Achievements and titles
- Personal bests: 202.5 m (664 ft) Planica, 19 Mar 2005

= Kalle Keituri =

Finnish ski jumper (born 1984)

Kalle Keituri (born 25 April 1984) is a Finnish former ski jumper who competed from 2002 to 2014.

He debuted in the Continental Cup in 2002 after winning a bronze medal at the 2002 Junior World Championship in Schonach. On 1 March 2002 he made his World Cup debut in Lahti, finishing 19th and gaining 12 points; his overall position at the end of the season was 66th. In the following season he finished 26th in Lahti. In 2004 he did not participate in the World Cup.

The next year was Keituri's best as he reached 9th position in the overall Continental Cup standings, with 540 points; he also competed in five World Cup events. In Lahti he was 22nd, followed by 29th Lillehammer and 22nd in Planica; this gained him 22 points in the overall World Cup.

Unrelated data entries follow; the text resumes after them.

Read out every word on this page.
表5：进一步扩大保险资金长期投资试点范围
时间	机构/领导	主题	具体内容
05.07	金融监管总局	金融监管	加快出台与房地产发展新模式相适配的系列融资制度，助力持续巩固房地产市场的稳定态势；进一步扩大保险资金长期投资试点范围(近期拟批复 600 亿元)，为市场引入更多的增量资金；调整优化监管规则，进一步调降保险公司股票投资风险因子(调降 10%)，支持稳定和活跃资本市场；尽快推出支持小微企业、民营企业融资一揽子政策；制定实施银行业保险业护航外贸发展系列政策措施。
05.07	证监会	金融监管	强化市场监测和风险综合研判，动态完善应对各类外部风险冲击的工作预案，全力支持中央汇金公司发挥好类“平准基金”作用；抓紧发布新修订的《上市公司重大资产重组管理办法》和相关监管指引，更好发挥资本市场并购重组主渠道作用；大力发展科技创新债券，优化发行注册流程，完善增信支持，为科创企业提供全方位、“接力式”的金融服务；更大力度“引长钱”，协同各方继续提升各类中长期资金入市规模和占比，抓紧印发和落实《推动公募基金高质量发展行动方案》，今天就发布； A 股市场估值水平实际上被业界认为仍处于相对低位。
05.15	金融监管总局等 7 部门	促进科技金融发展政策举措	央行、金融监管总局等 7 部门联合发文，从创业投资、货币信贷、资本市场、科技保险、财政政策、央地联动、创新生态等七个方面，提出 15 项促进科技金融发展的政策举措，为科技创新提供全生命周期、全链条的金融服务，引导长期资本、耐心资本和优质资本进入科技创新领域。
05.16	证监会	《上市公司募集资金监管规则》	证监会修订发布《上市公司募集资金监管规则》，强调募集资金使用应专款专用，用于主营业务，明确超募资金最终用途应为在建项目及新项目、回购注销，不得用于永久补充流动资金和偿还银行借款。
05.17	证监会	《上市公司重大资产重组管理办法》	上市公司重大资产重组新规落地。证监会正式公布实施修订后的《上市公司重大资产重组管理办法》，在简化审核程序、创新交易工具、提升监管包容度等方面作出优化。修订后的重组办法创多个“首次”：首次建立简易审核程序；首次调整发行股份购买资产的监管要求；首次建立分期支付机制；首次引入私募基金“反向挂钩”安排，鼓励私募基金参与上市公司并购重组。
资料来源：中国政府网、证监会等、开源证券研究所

During the 2005–06 World Cup season his best performance was ninth in Titisee-Neustadt on 22 January 2006, but his final Continental Cup position was only 67th. In the 2007–08 World Cup season he achieved ninth in Kuusamo, which remains his personal best finish. The largest jump in his career was 205.5 metres in Planica.

At the 2010 Winter Olympics in Vancouver, Keituri finished fourth in the team large hill event and 22nd on the individual normal hill.